Churros – Mexican Doughnuts

Churros:Mexican Doughnuts

The history of churros begins in China, where Portuguese merchants first ate crispy fried pastry for breakfast. When they brought this treat home, they swapped the traditional salt for sugar and the churro was born.

In Mexico today, churros and hot chocolate are sold for breakfast from many a roadside food stall. At La Boca Loca, we serve churros with individual small dishes of warm orange-chocolate sauce for maximum dipping pleasure.
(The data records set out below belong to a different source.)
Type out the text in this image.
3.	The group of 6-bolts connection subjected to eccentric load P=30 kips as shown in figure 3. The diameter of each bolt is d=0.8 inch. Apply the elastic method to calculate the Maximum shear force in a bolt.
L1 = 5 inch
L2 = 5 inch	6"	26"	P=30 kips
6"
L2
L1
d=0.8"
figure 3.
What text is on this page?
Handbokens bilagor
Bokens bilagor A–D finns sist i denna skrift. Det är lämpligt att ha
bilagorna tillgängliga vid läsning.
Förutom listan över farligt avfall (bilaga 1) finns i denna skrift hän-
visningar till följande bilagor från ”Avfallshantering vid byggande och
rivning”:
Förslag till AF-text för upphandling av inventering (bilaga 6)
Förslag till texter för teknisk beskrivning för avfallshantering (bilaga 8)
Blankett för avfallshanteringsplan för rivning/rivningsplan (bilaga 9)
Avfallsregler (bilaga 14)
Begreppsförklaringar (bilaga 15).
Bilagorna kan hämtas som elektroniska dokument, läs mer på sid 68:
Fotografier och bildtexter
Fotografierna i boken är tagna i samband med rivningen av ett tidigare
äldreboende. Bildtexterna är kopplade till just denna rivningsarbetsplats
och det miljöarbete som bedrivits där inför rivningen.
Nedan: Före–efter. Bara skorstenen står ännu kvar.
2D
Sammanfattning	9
You can make this dish child friendly just by leaving out the alcohol in the sauce.

 

Churros/Mexican Doughnuts

The history of churros begins in China, where Portuguese merchants first ate crispy fried pastry for breakfast. When they brought this treat home, they swapped the traditional salt for sugar and the churro was born. In Mexico today, churros and hot chocolate are sold for breakfast from many a roadside food stall. At La Boca Loca, we serve churros with individual small dishes of warm orange-chocolate sauce for maximum dipping pleasure.
Course Breakfast, Dessert
Cuisine Mexican
Keyword treat

Ingredients

Equipment

  • large pastry bag fitted with a large star-shaped tip 11mm
  • kitchen shears
  • deep-fry thermometer optional

Batter

  • 2 cups flour
  • 2 cups water
  • 200 g butter
  • 3 eggs beaten
  • vegetable oil for frying

To finish

  • 50 g caster sugar
  • 2 teaspoons ground cinnamon

Orange-Chocolate Sauce

  • 250 g dark chocolate chopped
  • 250 ml orange juice
  • 30 ml tequila
  • 30 ml Cointreau or other good-quality orange liqueur

Instructions

  1. Place flour in a large bowl and set aside. Put water and butter in saucepan and bring to a boil. Remove from heat. Pour water -butter mixture over flour, then mix into a batter. Allow batter to cool for 10 minutes, then add beaten eggs to the batter in three batches, whisking until smooth.
  2. Choose a smallish fry pan with straight sides, one that is not too deep, so churros will be easier to handle. Add enough oil to come about a third of the way up the side of the pan. Heat oil to 170°C. (To test temperature, drop in a small piece of bread. If it browns in about 30 seconds, oil is ready).
  3. While oil heats, combine sugar and cinnamon in paper bag or shallow dish; set aside. Load the pastry bag with cooled churro dough. Squeeze the bag to pipe churros directly into the hot oil, using kitchen shears to cut dough off the pastry tip every 7 to 10cm. Watch out for splashing oil!
  4. Cook a few churros at a time; avoid overloading the pan, which will drop the oil temperature. Churros are done when they turn a lovely golden brown. Retrieve each churro with tongs or a slotted spoon and transfer to a paper towel–lined plate. Once all churros are cooked, drop churros in the cinnamon-sugar and shake gently to coat.
  5. To make chocolate sauce, place chopped chocolate in a heatproof bowl. Bring orange juice to a boil in large saucepan. Lower heat and simmer until orange juice is reduced by half. Carefully add tequila and Cointreau; they will flame! Cook until alcohol is cooked off and flames die down. Pour juice mixture through sieve onto the chocolate and whisk until smooth.